Eigenvalues are a fundamental concept in linear algebra, essential for understanding the properties of matrices. In the context of the given exercise, eigenvalues are the characteristic values of matrix \(A\), where the characteristic polynomial \(f(x)\) is evaluated to zero.

• To find eigenvalues, we calculate \(|A - xI| = 0\), where \(I\) is the identity matrix and \(x\) represents the eigenvalue.
• The roots of this equation are the eigenvalues of the matrix \(A\).

The significance of eigenvalues is vast; they can indicate stability in systems, allow matrix diagonalization, and are used in various applications such as vibrations analysis, control systems, and even Google's PageRank algorithm. Grasping how they are calculated and interpreted gives us powerful insights into the matrix's behavior.

The determinant of a matrix is a unique number that can be calculated from its square matrix. It provides vital information about the matrix, such as invertibility and volume scaling factor.

• In solving for the characteristic polynomial \(f(x)\), the determinant \(|A - xI|\) is computed.
• The condition \(|A - xI| = 0\) is set for finding the eigenvalues, reflecting that the matrix loses invertibility at these points.

Calculating determinants can be tricky, especially for larger matrices, but it's essential for understanding their deeper properties. In practical applications, determinants can also be used in solving systems of linear equations using Cramer's Rule.

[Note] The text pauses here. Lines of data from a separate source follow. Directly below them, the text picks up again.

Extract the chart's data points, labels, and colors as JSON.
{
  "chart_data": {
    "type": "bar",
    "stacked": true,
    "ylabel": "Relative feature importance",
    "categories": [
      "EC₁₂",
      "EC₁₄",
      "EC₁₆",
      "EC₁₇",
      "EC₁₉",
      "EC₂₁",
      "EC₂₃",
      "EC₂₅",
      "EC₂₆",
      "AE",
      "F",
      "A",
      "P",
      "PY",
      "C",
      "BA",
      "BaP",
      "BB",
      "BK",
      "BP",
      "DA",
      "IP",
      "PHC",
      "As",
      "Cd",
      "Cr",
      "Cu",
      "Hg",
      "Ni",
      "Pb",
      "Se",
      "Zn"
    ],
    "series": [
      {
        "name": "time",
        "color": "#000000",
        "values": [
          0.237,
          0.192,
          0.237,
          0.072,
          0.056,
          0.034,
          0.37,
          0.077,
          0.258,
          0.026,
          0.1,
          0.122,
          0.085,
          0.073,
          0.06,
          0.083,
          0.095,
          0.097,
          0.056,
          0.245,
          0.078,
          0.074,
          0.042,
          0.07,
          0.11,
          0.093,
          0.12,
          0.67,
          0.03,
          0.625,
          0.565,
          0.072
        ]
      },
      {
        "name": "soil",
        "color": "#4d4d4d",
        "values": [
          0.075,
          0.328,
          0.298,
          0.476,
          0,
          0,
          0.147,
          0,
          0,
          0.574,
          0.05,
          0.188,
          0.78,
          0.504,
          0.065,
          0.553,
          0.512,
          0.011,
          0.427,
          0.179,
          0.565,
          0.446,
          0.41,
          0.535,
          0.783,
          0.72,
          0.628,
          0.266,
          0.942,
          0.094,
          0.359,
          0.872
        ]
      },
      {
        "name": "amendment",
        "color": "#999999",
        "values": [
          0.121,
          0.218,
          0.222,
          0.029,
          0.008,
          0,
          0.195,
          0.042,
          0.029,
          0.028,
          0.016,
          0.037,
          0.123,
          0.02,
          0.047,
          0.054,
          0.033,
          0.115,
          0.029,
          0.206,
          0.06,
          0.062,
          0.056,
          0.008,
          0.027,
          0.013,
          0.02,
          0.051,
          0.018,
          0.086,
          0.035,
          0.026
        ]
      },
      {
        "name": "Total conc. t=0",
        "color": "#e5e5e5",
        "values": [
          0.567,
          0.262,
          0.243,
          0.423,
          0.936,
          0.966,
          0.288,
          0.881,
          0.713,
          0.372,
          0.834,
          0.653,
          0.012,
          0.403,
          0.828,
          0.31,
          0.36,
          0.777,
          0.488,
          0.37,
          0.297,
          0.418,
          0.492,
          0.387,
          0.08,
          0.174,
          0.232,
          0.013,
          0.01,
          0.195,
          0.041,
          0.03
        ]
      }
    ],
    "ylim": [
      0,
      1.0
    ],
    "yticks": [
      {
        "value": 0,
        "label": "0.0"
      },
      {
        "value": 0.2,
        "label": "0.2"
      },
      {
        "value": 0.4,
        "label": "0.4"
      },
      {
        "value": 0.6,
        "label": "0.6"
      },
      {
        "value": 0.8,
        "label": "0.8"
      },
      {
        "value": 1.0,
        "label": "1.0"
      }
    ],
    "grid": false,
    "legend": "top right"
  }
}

They also play a crucial role in changing variables in multiple integrals - showing their utility beyond just pure matrices.

Cofactor Expansion is a method used to calculate the determinant of a matrix. It involves expanding the determinant along a row or column, using minors and cofactors.

• For a 3x3 matrix, choosing any row or column allows us to break down the determinant into simpler smaller parts.
• The cofactor expansion employed in the exercise expands along the first row, leading to simpler calculations for \(|A - xI|\).

This method is not only applicable but essential for grasping how determinants work for larger matrices. It simplifies calculations into manageable pieces, and understanding it can be a game-changer in applied mathematics, where large datasets can cause computational strain.

Cubic functions are polynomial equations of degree three, and they exhibit unique properties due to their highest exponent being three. In this exercise, \(f(x) = -x^3 + 2x^2 + 5x - 6\) is a cubic function and represents the characteristic polynomial of the matrix \(A\).

• These functions often have up to three real roots, as highlighted in the roots \(x \approx -3, 1, 2\).
• The graph of a cubic function is a curve that can show different inflection points, crucial for deducing the behavior and intersection with the axes.

Understanding cubic functions and their graphs is instrumental in interpreting the solution to our problem. From physics in understanding movement through a curve to economics in modeling cost functions, cubic functions are a gateway to diverse analytical fields.